In Saturday's Washington Post the paper examines, in two separate articles, instances in which John McCain seems to be either changing his position, contradicting himself, or distorting the truth on topics such as Iraq and his opposition to torture.
Republican presidential front-runner John McCain bluntly called waterboarding "torture and illegal" Wednesday morning, again challenging the Bush administration's defense of a harsh interrogation tactic that makes prisoners think they are drowning.
But later the same day, McCain cast a vote against Democratic-sponsored legislation supported by anti-torture advocates that sought to ban waterboarding and other coercive tactics by the CIA.
The Senate vote put McCain (R-Ariz.) on the same side as President Bush, who plans to veto the waterboarding ban. It also was consistent, his spokesman said, with statements McCain has made on the subject since 2005.
On Iraq and Rumsfeld:
As he gets closer to the Republican nomination, Sen. John McCain has been trying to balance his unqualified support for the Iraq war by reminding audiences that he was also a tough critic of how it was managed until President Bush finally changed strategies a year ago. In recent weeks, McCain has gone so far as to tell audiences that he was "the only one" who called for Donald H. Rumsfeld's resignation as defense secretary.
The trick is that he never did, at least not publicly. The senator from Arizona was a tough critic of Rumsfeld and more than once said that he had no confidence in the Pentagon chief in the two years before Bush finally dumped Rumsfeld in November 2006. But even as he was criticizing Rumsfeld, McCain typically stopped short of calling for the Pentagon chief to step down.

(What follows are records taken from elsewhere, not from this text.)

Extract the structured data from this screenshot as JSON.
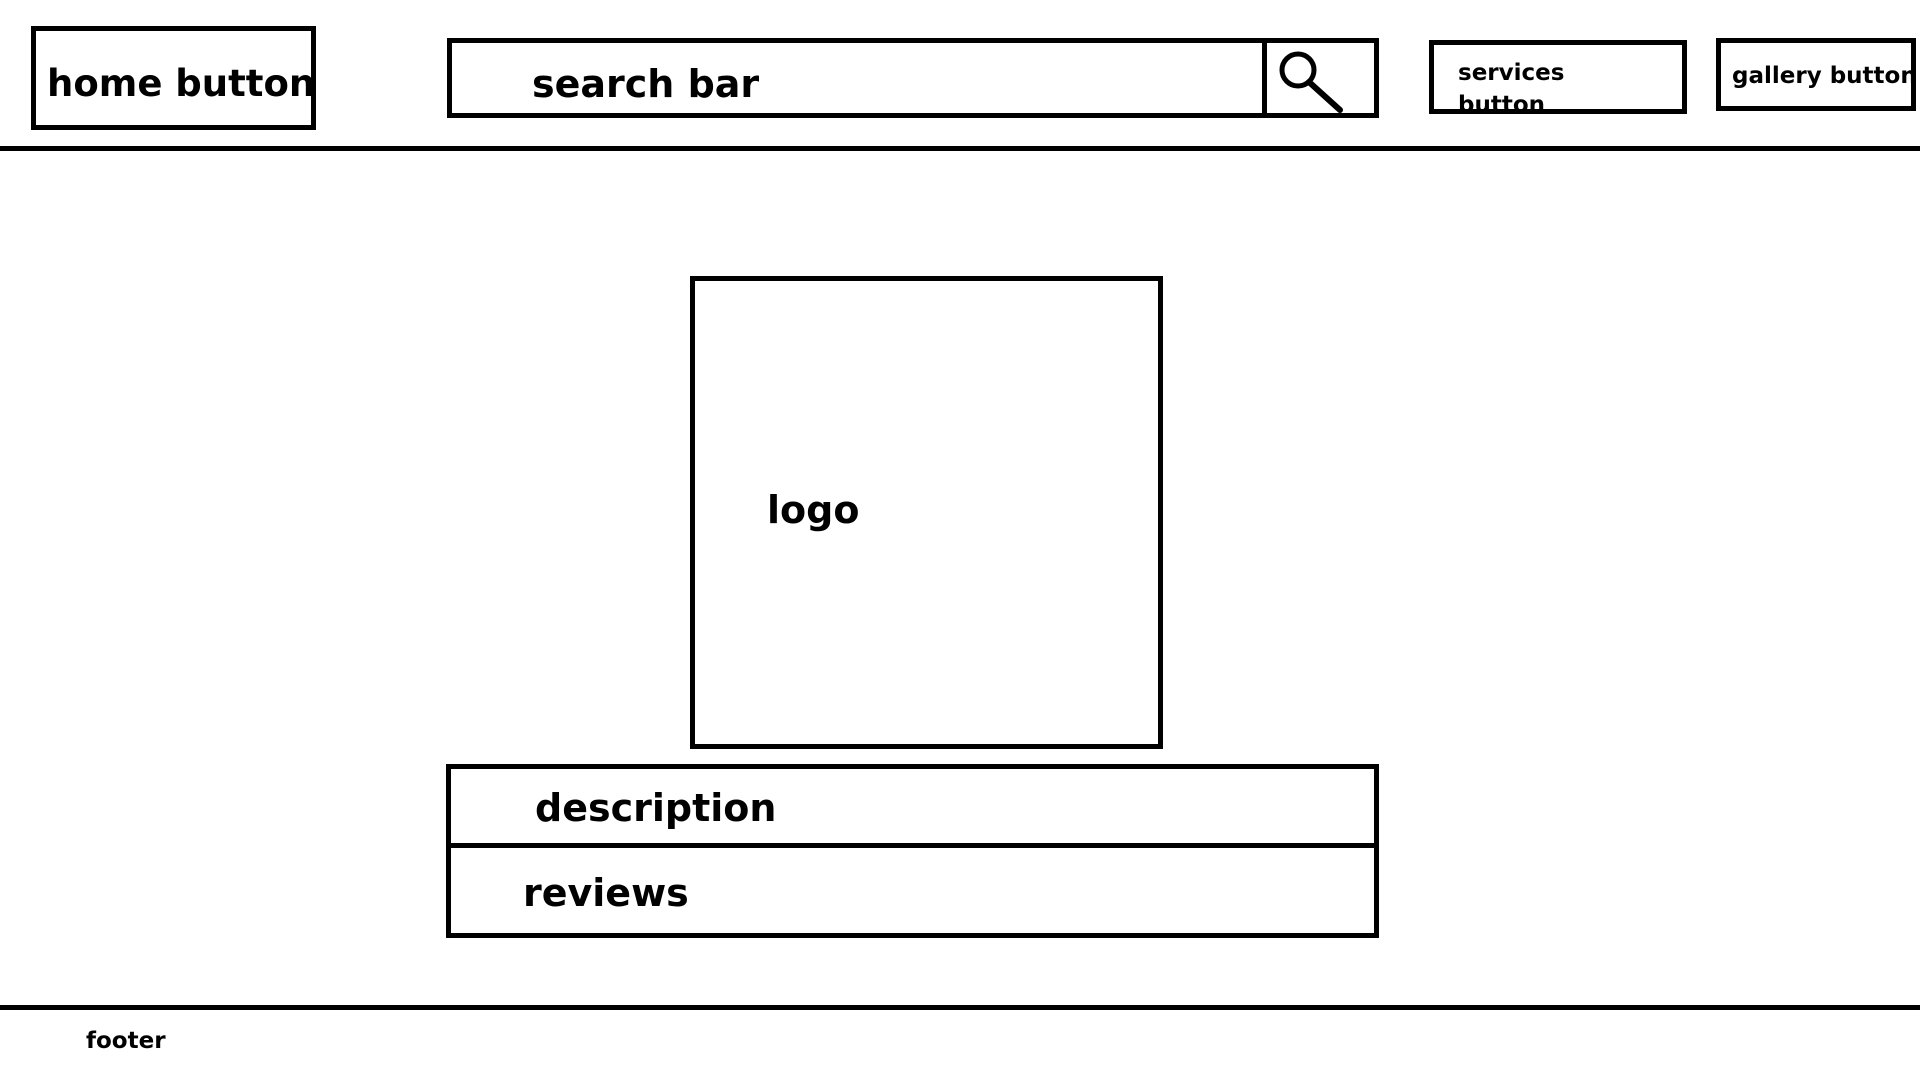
{
  "header": {
    "home_button": "home button",
    "search_bar": "search bar",
    "search_icon": "search-icon",
    "services_button": "services button",
    "gallery_button": "gallery button"
  },
  "main": {
    "logo": "logo",
    "description": "description",
    "reviews": "reviews"
  },
  "footer": {
    "text": "footer"
  },
  "colors": {
    "line": "#000000",
    "background": "#ffffff"
  }
}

While campaigning in Fort Myers, Fla., on Jan. 26, he told a crowd: "In the conflict that we're in, I'm the only one that said we have to abandon the Rumsfeld strategy -- and Rumsfeld -- and adopt a new strategy." Four days later during a debate at the Ronald Reagan Presidential Library in Simi Valley, Calif., aired on CNN, McCain said, "I'm the only one that said that Rumsfeld had to go."
A McCain spokesman acknowledged this week that that was not correct. "He did not call for his resignation," said the campaign's Brian Rogers. "He always said that's the president's prerogative." Asked specifically about the senator's statements in Florida and California, Rogers said, "I think he's really just pointing out that he's the only one who really called out the Rumsfeld strategy, and that is certainly true again and again."